The U.S. House of Representatives on Friday passed legislation that would reallocate up to 55,000 green cards to foreign graduates of American research universities who receive advanced degrees in science, technology, engineering, or mathematics.
The bill, called the STEM Jobs Act, was approved by a 245-to-139 vote. The measure would eliminate an existing "diversity visa" program that currently provides 55,000 visas a year to people from countries with low rates of immigration to the United States. Under the legislation, those visas would be redirected to highly educated graduates. The bill would create a new category of visas specifically for foreign students who graduate from an American research university with a doctorate or master's degree in a STEM field.
Proponents of the bill, which included nearly all House Republicans and 27 Democrats, said the new program was essential for economic growth and maintaining the nation's global competitiveness because it would keep highly trained, in-demand workers in the United States.
Most House Democrats and the White House opposed the bill. They argued that while they supported the expansion of STEM visas, they also wanted to preserve the diversity visa program that the Republicans were proposing to cut.

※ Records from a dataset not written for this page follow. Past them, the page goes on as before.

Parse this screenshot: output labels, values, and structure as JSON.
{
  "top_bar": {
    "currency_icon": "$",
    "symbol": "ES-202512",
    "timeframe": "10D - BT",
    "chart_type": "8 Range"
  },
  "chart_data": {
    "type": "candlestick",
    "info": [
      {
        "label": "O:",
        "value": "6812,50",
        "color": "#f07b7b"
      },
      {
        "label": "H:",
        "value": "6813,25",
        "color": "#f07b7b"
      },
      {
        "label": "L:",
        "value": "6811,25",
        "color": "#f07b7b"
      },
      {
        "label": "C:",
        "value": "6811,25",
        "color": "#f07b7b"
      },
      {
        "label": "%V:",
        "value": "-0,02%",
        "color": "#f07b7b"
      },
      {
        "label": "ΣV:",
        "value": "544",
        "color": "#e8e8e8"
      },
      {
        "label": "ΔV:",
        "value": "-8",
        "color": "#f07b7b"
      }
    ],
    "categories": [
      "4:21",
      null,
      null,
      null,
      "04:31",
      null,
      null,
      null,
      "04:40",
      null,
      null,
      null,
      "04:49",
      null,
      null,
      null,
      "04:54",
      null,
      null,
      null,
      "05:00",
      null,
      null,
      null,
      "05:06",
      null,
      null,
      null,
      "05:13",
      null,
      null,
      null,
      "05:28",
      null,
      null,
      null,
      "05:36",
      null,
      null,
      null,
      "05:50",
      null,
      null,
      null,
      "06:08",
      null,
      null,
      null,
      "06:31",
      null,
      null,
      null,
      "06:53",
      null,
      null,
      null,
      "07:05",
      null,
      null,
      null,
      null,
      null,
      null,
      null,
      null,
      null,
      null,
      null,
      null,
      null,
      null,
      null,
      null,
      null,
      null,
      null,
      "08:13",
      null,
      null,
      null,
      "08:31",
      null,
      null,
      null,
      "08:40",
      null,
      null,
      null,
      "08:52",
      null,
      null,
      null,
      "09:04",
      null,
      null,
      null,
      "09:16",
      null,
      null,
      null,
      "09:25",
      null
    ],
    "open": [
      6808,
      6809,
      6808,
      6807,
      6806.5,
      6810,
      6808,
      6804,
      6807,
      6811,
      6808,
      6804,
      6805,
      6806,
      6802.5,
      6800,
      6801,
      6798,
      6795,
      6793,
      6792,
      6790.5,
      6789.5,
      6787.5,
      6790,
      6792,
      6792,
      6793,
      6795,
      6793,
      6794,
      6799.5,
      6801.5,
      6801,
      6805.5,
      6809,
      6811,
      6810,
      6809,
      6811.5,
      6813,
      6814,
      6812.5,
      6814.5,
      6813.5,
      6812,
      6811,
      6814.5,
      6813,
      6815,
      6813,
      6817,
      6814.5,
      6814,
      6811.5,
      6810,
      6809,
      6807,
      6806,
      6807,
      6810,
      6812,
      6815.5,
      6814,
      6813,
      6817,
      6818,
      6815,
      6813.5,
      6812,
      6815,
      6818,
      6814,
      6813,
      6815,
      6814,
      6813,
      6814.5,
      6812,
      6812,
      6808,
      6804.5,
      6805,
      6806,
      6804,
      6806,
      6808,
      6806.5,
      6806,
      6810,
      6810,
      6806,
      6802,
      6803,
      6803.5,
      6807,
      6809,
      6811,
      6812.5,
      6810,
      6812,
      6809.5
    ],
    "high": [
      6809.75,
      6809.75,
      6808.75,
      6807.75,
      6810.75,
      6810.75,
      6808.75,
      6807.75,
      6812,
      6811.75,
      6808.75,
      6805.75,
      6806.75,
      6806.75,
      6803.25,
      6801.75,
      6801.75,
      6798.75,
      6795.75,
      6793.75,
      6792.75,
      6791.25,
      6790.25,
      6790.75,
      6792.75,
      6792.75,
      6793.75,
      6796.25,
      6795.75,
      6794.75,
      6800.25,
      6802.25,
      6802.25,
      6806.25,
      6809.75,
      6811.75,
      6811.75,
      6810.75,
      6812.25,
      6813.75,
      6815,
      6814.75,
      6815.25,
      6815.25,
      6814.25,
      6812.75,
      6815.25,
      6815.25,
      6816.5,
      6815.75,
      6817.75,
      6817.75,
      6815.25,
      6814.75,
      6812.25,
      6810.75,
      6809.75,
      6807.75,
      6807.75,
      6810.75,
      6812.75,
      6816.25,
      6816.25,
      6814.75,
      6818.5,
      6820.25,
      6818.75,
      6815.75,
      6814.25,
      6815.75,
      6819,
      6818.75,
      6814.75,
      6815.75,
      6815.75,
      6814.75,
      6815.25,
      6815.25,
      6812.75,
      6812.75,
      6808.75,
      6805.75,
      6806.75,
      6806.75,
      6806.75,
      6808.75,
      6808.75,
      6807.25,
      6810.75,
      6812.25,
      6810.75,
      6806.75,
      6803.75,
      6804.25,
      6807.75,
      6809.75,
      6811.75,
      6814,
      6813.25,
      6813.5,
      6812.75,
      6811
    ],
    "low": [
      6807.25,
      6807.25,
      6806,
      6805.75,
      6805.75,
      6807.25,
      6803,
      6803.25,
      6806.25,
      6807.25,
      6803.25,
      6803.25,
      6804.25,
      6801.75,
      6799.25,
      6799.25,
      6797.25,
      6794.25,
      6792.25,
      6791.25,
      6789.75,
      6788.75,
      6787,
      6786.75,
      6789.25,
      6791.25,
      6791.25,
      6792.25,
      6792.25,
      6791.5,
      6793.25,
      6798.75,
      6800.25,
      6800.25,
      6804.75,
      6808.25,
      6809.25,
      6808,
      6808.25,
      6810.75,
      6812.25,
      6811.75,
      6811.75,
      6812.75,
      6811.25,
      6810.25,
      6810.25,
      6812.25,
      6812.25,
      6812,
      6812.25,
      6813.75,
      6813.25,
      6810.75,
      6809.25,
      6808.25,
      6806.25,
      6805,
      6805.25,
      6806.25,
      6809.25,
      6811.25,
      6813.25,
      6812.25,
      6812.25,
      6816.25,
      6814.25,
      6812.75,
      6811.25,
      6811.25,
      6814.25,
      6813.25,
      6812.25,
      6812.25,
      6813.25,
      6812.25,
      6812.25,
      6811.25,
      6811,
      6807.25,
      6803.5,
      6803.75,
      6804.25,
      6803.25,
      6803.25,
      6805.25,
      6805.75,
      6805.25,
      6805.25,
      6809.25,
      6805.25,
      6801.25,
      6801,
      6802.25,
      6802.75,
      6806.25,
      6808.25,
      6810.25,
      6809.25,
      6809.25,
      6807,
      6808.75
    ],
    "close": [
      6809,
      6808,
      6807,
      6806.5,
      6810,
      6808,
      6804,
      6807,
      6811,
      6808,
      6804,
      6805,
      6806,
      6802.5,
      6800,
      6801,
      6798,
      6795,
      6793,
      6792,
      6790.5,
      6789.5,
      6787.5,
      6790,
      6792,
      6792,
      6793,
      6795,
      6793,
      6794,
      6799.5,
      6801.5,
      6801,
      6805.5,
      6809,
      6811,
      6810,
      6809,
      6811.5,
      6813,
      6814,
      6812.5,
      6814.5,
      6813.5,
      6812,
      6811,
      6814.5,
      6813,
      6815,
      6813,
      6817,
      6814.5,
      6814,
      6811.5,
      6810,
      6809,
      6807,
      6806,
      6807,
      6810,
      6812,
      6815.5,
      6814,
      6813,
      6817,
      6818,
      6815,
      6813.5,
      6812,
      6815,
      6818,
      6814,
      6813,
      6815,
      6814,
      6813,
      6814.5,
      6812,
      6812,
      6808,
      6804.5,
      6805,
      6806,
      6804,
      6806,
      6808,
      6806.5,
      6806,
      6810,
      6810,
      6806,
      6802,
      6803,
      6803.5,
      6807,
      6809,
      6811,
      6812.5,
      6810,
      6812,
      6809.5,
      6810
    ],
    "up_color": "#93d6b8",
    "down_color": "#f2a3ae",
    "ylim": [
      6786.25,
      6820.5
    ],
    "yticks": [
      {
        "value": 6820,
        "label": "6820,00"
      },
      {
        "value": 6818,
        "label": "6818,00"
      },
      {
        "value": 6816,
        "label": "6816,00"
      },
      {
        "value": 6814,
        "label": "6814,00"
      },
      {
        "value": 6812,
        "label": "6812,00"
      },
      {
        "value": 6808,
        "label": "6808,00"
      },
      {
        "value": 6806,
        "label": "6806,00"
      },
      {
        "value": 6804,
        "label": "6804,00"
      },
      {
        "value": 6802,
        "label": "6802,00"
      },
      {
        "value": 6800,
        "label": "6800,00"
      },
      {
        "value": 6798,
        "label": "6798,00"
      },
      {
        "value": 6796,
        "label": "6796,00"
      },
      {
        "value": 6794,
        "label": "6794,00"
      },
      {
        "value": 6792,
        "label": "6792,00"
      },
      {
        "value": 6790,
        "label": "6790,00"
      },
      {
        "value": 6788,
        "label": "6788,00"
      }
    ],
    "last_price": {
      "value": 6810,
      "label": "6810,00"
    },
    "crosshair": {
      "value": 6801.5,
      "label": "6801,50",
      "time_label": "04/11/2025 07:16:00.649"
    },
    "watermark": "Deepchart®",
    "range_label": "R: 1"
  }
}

"There's no question that a STEM green-card program is the right thing to do for our country," Rep. Zoe Lofgren, a California Democrat, said on the House floor. However, she added, "there's no reason that giving a green card to one person should mean taking one away from someone else."
The bill was also opposed by Nafsa: Association of International Educators. In a statement released on Thursday, the group said it opposed the bill because "it perpetuates a divisive, us-versus-them approach to immigration reform."
Echoing the remarks of many House Democrats, the group said it supported the goal of providing green cards to graduates of American colleges and universities but did "not support creating a new path for international students by eliminating another immigration program."
The House previously voted on the STEM Jobs Act, which was sponsored by Rep. Lamar Smith, a Texas Republican, in September, but the bill failed to garner the two-thirds support it needed to pass through an expedited procedure.
The bill passed by the House on Friday is unlikely to move any further in the current Congress. The Democratic-controlled Senate is not expected to take up the measure, as both chambers focus on high-stakes negotiations over a series of looming fiscal deadlines at the end of the year.